Ma un giorno, uscendo adagio dal proprio rifugio, accorgendosi di botto di come lentamente il suo dorso stesse perdendo la propria lucentezza sgranò gli occhi stranito “Il mio colore?! Ma cosa?!”

“Stai perdendo la tua luce! E con essa i tuoi colori Clipper …” lo sorprese di colpo la voce ammonitrice dello Spirito dei Sette Mari, guida maestra, facendolo trasalire “Dimmi…” lo incalzò massaggiandosi la lunga barba canuta “Per caso il tuo cuore ha subìto un grave dolore ultimamente?”

A quella domanda il cetaceo mugolò contrito “Si, saggio spirito! Giorni fa il mio cuore ha patito una grande sofferenza, che porto ancora tuttora nel mio petto! Ma ciò cosa c’entra col mio colore?” bofonchiò emettendo un nugolo di bolle.  

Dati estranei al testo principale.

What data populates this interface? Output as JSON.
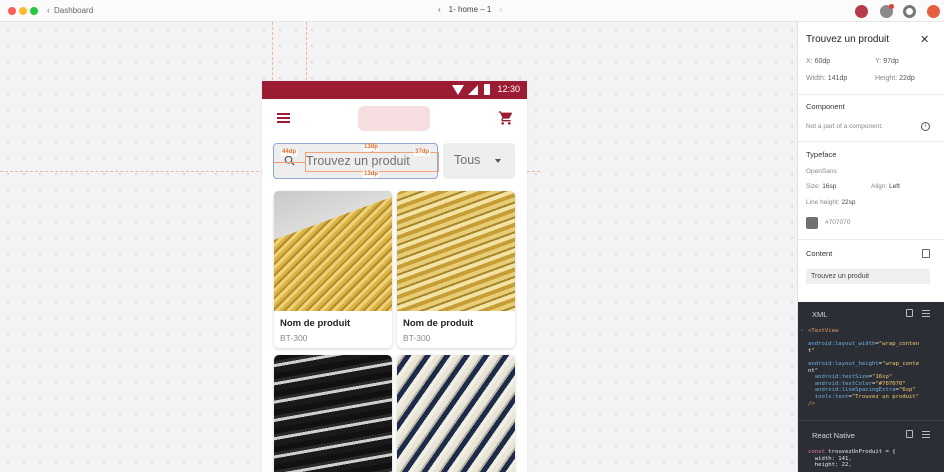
{
  "topbar": {
    "back_label": "Dashboard",
    "screen_name": "1- home – 1"
  },
  "phone": {
    "status_time": "12:30",
    "search_placeholder": "Trouvez un produit",
    "select_value": "Tous",
    "measurements": {
      "top": "13dp",
      "bottom": "13dp",
      "left": "44dp",
      "right": "37dp"
    },
    "products": [
      {
        "name": "Nom de produit",
        "sku": "BT-300"
      },
      {
        "name": "Nom de produit",
        "sku": "BT-300"
      },
      {
        "name": "",
        "sku": ""
      },
      {
        "name": "",
        "sku": ""
      }
    ]
  },
  "inspector": {
    "title": "Trouvez un produit",
    "x_label": "X:",
    "x_value": "60dp",
    "y_label": "Y:",
    "y_value": "97dp",
    "width_label": "Width:",
    "width_value": "141dp",
    "height_label": "Height:",
    "height_value": "22dp",
    "component_heading": "Component",
    "component_note": "Not a part of a component.",
    "typeface_heading": "Typeface",
    "font_name": "OpenSans",
    "size_label": "Size:",
    "size_value": "16sp",
    "align_label": "Align:",
    "align_value": "Left",
    "line_height_label": "Line height:",
    "line_height_value": "22sp",
    "color_hex": "#707070",
    "content_heading": "Content",
    "content_value": "Trouvez un produit",
    "xml_heading": "XML",
    "react_heading": "React Native"
  },
  "xml_code": [
    "<TextView",
    "",
    "android:layout_width=\"wrap_conten",
    "t\"",
    "",
    "android:layout_height=\"wrap_conte",
    "nt\"",
    "  android:textSize=\"16sp\"",
    "  android:textColor=\"#707070\"",
    "  android:lineSpacingExtra=\"6sp\"",
    "  tools:text=\"Trouvez un produit\"",
    "/>"
  ],
  "rn_code": [
    "const trouvezUnProduit = {",
    "  width: 141,",
    "  height: 22,"
  ],
  "colors": {
    "brand": "#9c1d33",
    "text_gray": "#707070",
    "measure": "#e06a2c"
  }
}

Il vecchio a quelle parole sollevò il sopracciglio, tossicchiando “E’ stato questo a farti perdere il tuo colore! Il tuo bianco, la tinta più ricca e festosa! Caro Clipper! Ecco cosa è stato!”

E spalancando le fauci a quella risposta, la creatura si rizzò spaurito “E adesso come devo fare per ritrovarlo?”

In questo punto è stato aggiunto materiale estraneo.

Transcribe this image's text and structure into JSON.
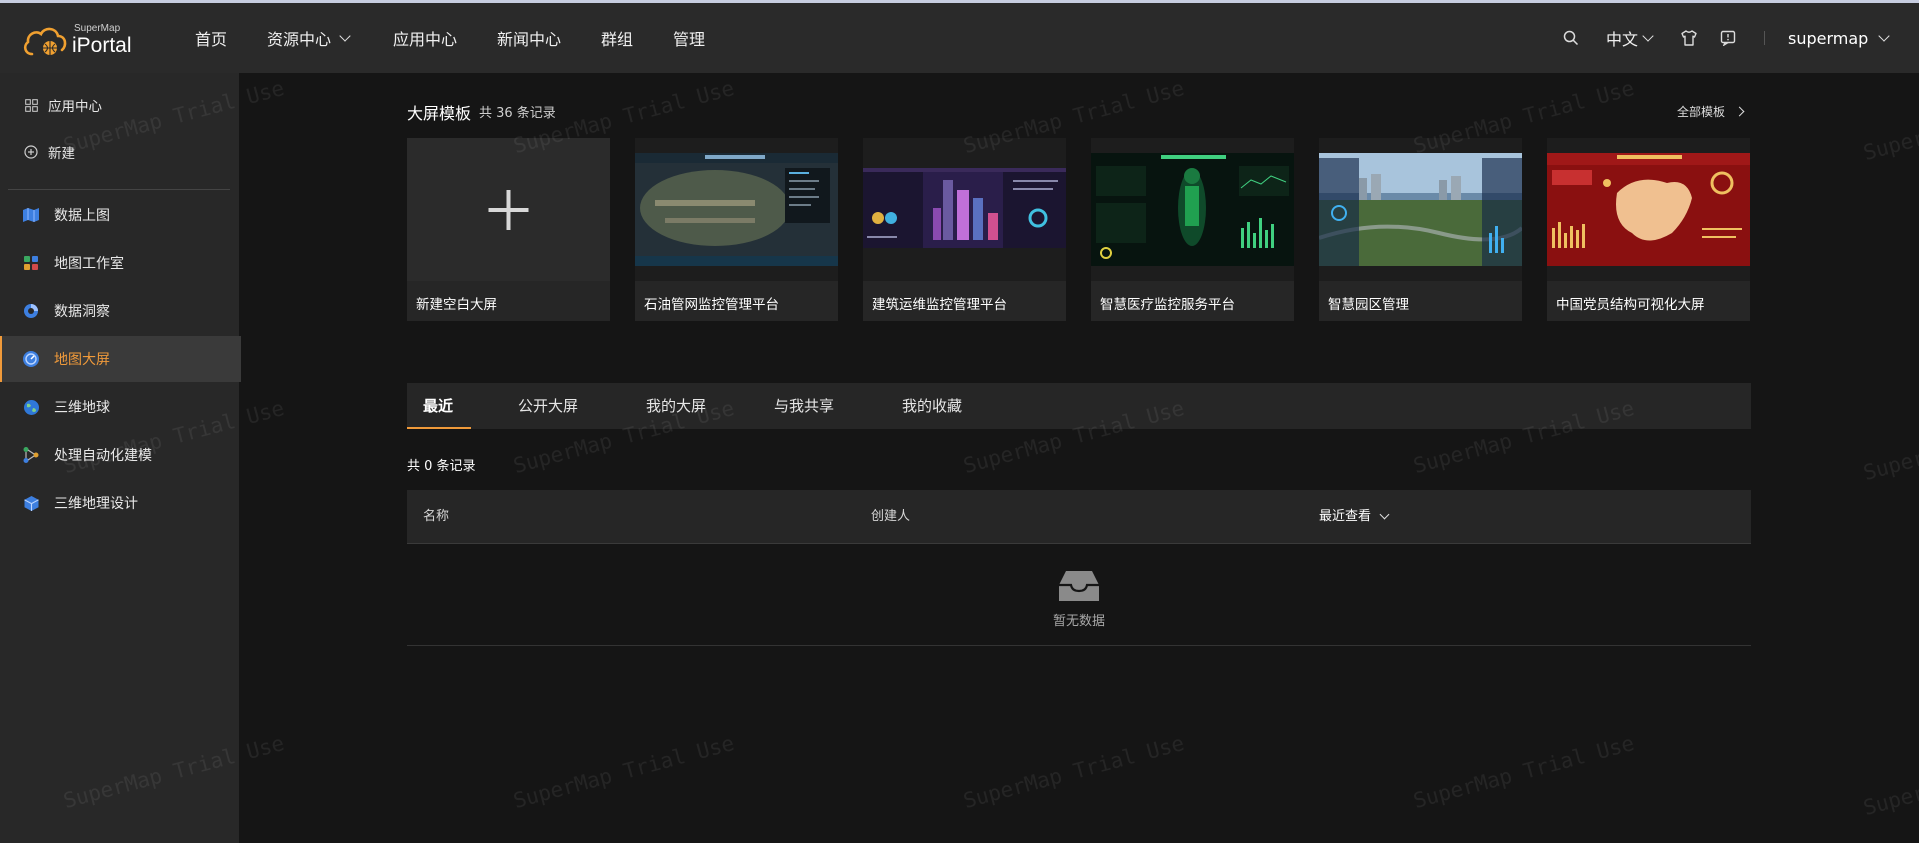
{
  "header": {
    "brand_small": "SuperMap",
    "brand_big": "iPortal",
    "nav": [
      {
        "label": "首页"
      },
      {
        "label": "资源中心"
      },
      {
        "label": "应用中心"
      },
      {
        "label": "新闻中心"
      },
      {
        "label": "群组"
      },
      {
        "label": "管理"
      }
    ],
    "language": "中文",
    "user": "supermap"
  },
  "sidebar": {
    "top_items": [
      {
        "label": "应用中心",
        "icon": "grid-icon"
      },
      {
        "label": "新建",
        "icon": "plus-circle-icon"
      }
    ],
    "items": [
      {
        "label": "数据上图",
        "icon": "map-icon"
      },
      {
        "label": "地图工作室",
        "icon": "studio-icon"
      },
      {
        "label": "数据洞察",
        "icon": "pie-chart-icon"
      },
      {
        "label": "地图大屏",
        "icon": "dashboard-icon",
        "active": true
      },
      {
        "label": "三维地球",
        "icon": "globe-icon"
      },
      {
        "label": "处理自动化建模",
        "icon": "workflow-icon"
      },
      {
        "label": "三维地理设计",
        "icon": "cube-icon"
      }
    ],
    "accent_color": "#f09a3a"
  },
  "templates": {
    "title": "大屏模板",
    "count": "共 36 条记录",
    "all_link": "全部模板",
    "cards": [
      {
        "label": "新建空白大屏",
        "icon": "plus-icon"
      },
      {
        "label": "石油管网监控管理平台"
      },
      {
        "label": "建筑运维监控管理平台"
      },
      {
        "label": "智慧医疗监控服务平台"
      },
      {
        "label": "智慧园区管理"
      },
      {
        "label": "中国党员结构可视化大屏"
      }
    ]
  },
  "tabs": [
    {
      "label": "最近",
      "active": true
    },
    {
      "label": "公开大屏"
    },
    {
      "label": "我的大屏"
    },
    {
      "label": "与我共享"
    },
    {
      "label": "我的收藏"
    }
  ],
  "records": "共 0 条记录",
  "table": {
    "columns": [
      {
        "label": "名称"
      },
      {
        "label": "创建人"
      },
      {
        "label": "最近查看"
      }
    ],
    "empty_text": "暂无数据"
  },
  "watermark": "SuperMap Trial Use"
}
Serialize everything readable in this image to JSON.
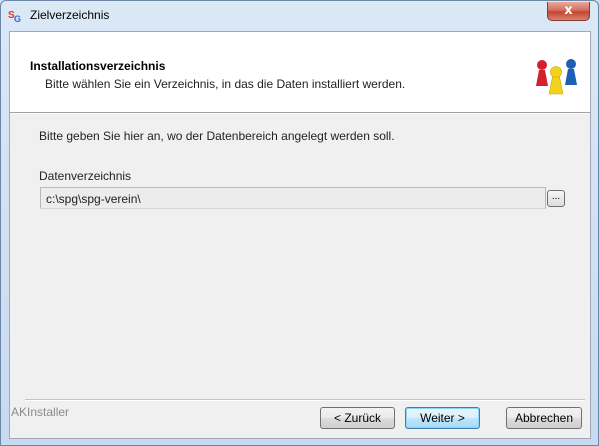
{
  "window": {
    "title": "Zielverzeichnis",
    "close_glyph": "x"
  },
  "header": {
    "title": "Installationsverzeichnis",
    "subtitle": "Bitte wählen Sie ein Verzeichnis, in das die Daten installiert werden."
  },
  "body": {
    "info_text": "Bitte geben Sie hier an, wo der Datenbereich angelegt werden soll.",
    "directory_label": "Datenverzeichnis",
    "directory_value": "c:\\spg\\spg-verein\\",
    "browse_label": "..."
  },
  "footer": {
    "brand": "AKInstaller",
    "back_label": "< Zurück",
    "next_label": "Weiter >",
    "cancel_label": "Abbrechen"
  },
  "icons": {
    "app": "spg-app-icon",
    "logo": "game-pieces-icon"
  },
  "colors": {
    "logo_red": "#d4202a",
    "logo_yellow": "#f2d31b",
    "logo_blue": "#1d5fb4"
  }
}
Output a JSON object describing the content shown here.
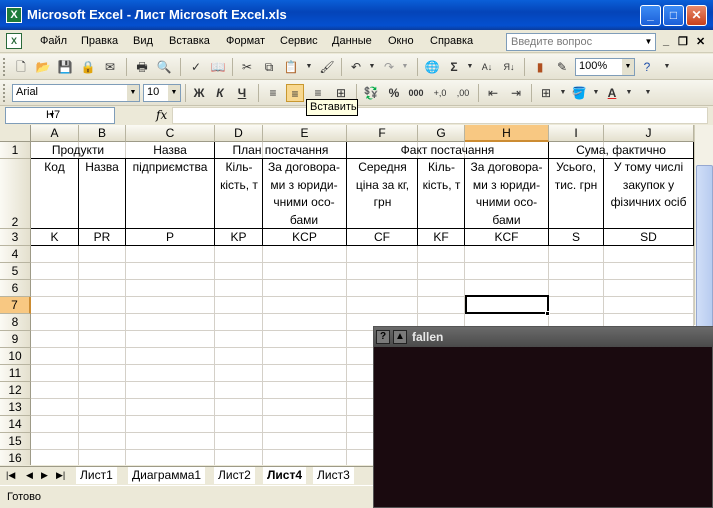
{
  "window": {
    "title": "Microsoft Excel - Лист Microsoft Excel.xls",
    "minimize": "_",
    "maximize": "□",
    "close": "✕"
  },
  "menu": {
    "items": [
      "Файл",
      "Правка",
      "Вид",
      "Вставка",
      "Формат",
      "Сервис",
      "Данные",
      "Окно",
      "Справка"
    ],
    "question_placeholder": "Введите вопрос",
    "mdi_minimize": "_",
    "mdi_restore": "❐",
    "mdi_close": "✕"
  },
  "toolbar": {
    "zoom": "100%"
  },
  "format_toolbar": {
    "font_name": "Arial",
    "font_size": "10",
    "bold": "Ж",
    "italic": "К",
    "underline": "Ч",
    "percent": "%",
    "thousands": "000",
    "inc_decimal": "+,0",
    "dec_decimal": ",00"
  },
  "tooltip": "Вставить",
  "formula_bar": {
    "name_box": "H7",
    "fx": "fx",
    "value": ""
  },
  "columns": [
    "A",
    "B",
    "C",
    "D",
    "E",
    "F",
    "G",
    "H",
    "I",
    "J"
  ],
  "rows": [
    "1",
    "2",
    "3",
    "4",
    "5",
    "6",
    "7",
    "8",
    "9",
    "10",
    "11",
    "12",
    "13",
    "14",
    "15",
    "16"
  ],
  "cells": {
    "r1": {
      "products": "Продукти",
      "enterprise_name": "Назва",
      "plan": "План постачання",
      "fact": "Факт постачання",
      "sum": "Сума, фактично"
    },
    "r2": {
      "a": "Код",
      "b": "Назва",
      "c": "підприємства",
      "d": "Кіль-кість, т",
      "e": "За договора-ми з юриди-чними осо-бами",
      "f": "Середня ціна за кг, грн",
      "g": "Кіль-кість, т",
      "h": "За договора-ми з юриди-чними осо-бами",
      "i": "Усього, тис. грн",
      "j": "У тому числі закупок у фізичних осіб"
    },
    "r3": {
      "a": "K",
      "b": "PR",
      "c": "P",
      "d": "KP",
      "e": "KCP",
      "f": "CF",
      "g": "KF",
      "h": "KCF",
      "i": "S",
      "j": "SD"
    }
  },
  "sheets": [
    "Лист1",
    "Диаграмма1",
    "Лист2",
    "Лист4",
    "Лист3"
  ],
  "active_sheet": "Лист4",
  "status": "Готово",
  "terminal": {
    "title": "fallen",
    "help_btn": "?",
    "up_btn": "▲"
  }
}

“Devi cercarlo dentro di te!” gli rispose lui pacato, prima di sparire sotto il suo sguardo, rientrando nella propria  Torre.

E Clipper rimasto solo, afflitto a quelle parole, accucciandosi  avvinto, prese a meditare.

Quando d’improvviso un urlo disperato lo fece balzare di soprassalto, e seguendo la direzione dalla quale era giunta la disperata richiesta di aiuto, il pesce si ritrovò dinanzi una giovane  balena dalla veste nera, che, con una fiocina conficcata nel fianco boccheggiava straziata.

A quella scena il delfino gettandosi sulla sventurata, utilizzando con destrezza i denti la liberò all’istante “Non muoverti! Non aver paura! Sta ferma!”

E tolto l’uncino dal corpo della poverina, percependo il proprio cuore battere all’impazzata, il suo stupore fu enorme nello scoprire la propria pelle recuperare il suo candore e sorridendo sbalordito,  scosse il capo felice.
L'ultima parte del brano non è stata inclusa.